Cela était assez vrai le Lion de Mer du Vineyard faisait de son mieux, et quoiqu’il ne pût marcher de front avec son rival, il ne s’en trouvait qu’à une si petite distance qu’elle était imperceptible. Les officiers et les équipages de ces deux vaisseaux s’observaient respectivement avec une vigilance extrême et un profond intérêt. L’équipage du Lion de Mer d’Oyster-Pond regardait les mouvements de l’autre vaisseau, comme une belle dans un bal suit du regard le succès des autres belles, ou comme un médecin rival assiste à une opération qui doit ajouter aux lauriers d’un concurrent ou les flétrir à jamais. On fit, de part et d’autre, toutes les observations que l’expérience, la jalousie ou l’habileté purent suggérer, et comme les gens d’Oyster-Pond se donnaient l’avantage, ceux du Vineyard, comme de raison, se permettaient les mêmes commentaires. Ils faisaient leurs comparaisons, et tiraient leurs conclusions avec la même partialité en leur faveur et les mêmes espérances que leurs rivaux.

Le vent augmenta graduellement, et l’on diminua la voilure des schooners. Quoique la marche des deux vaisseaux devint beaucoup moins rapide, on crut qu’il valait mieux filer quelques nœuds que de s’arrêter, et, en définitive, les deux capitaines firent plus de chemin du côté du vent que s’ils avaient exécuté l’autre manœuvre.

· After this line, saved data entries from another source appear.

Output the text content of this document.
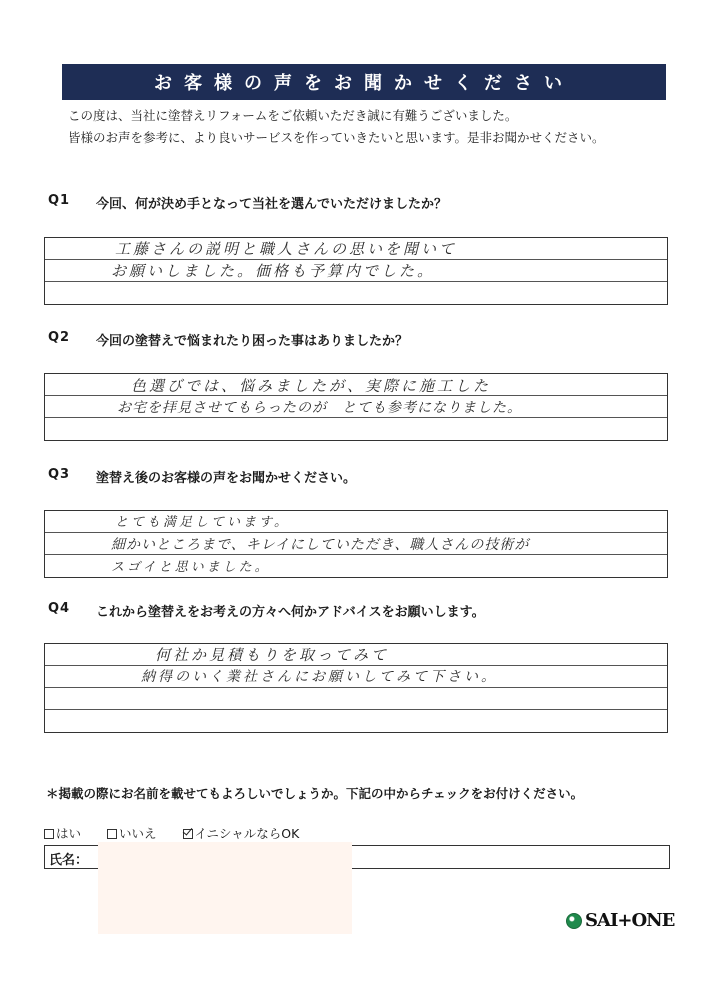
お客様の声をお聞かせください
この度は、当社に塗替えリフォームをご依頼いただき誠に有難うございました。
皆様のお声を参考に、より良いサービスを作っていきたいと思います。是非お聞かせください。
Q1	今回、何が決め手となって当社を選んでいただけましたか？
工藤さんの説明と職人さんの思いを聞いて
お願いしました。価格も予算内でした。
Q2	今回の塗替えで悩まれたり困った事はありましたか？
色選びでは、悩みましたが、実際に施工した
お宅を拝見させてもらったのが　とても参考になりました。
Q3	塗替え後のお客様の声をお聞かせください。
とても満足しています。
細かいところまで、キレイにしていただき、職人さんの技術が
スゴイと思いました。
Q4	これから塗替えをお考えの方々へ何かアドバイスをお願いします。
何社か見積もりを取ってみて
納得のいく業社さんにお願いしてみて下さい。
＊掲載の際にお名前を載せてもよろしいでしょうか。下記の中からチェックをお付けください。
はい	いいえ	イニシャルならOK
氏名：
SAI+ONE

Au bout de trois jours, Roswell Gardiner pensa qu’il se trouvait à la latitude du cap Henry, et à trente ou quarante lieues de terre. Il était plus facile de calculer le dernier que le premier de ces deux faits matériels. Le soleil ne s’était pas montré depuis que la tempête avait commencé, et, pendant la moitié de la dernière journée, les deux vaisseaux s’étaient trouvés enveloppés dans le brouillard et la pluie. Une ou deux fois, ces vaisseaux furent sur le point de se séparer, la distance qui les séparait devenant si considérable qu’il semblait impossible, pour eux, de marcher ensemble ; puis les schooners changeaient de place par l’effet d’une manœuvre habile, et se rapprochaient beaucoup l’un de l’autre. Personne, en ce moment n’aurait pu dire d’une manière précise comment cela avait lieu, quoique la plupart de ceux qui se trouvaient à bord en comprissent les raisons. Les grains, la manière de gouverner les schooners, les courants, les remous, et tous les accidents de l’Océan contribuent à produire ces oscillations qui donnent à deux vaisseaux d’une égale rapidité et ayant la même voilure, l’apparence de qualités très-différentes. Pendant les nuits, les changements étaient plus grands, les schooners se trouvaient souvent à plusieurs lieues de distance, et l’on aurait pu croire qu’ils étaient complètement séparés. Mais Roswell Gardiner eut bientôt la conviction que le capitaine Dagget s’attachait à lui par calcul ; car toutes les fois que ce dernier se trouvait loin du Lion de Mer d’Oyster-Pond, il parvenait toujours à s’en rapprocher avant que le danger d’une séparation fût devenu inévitable.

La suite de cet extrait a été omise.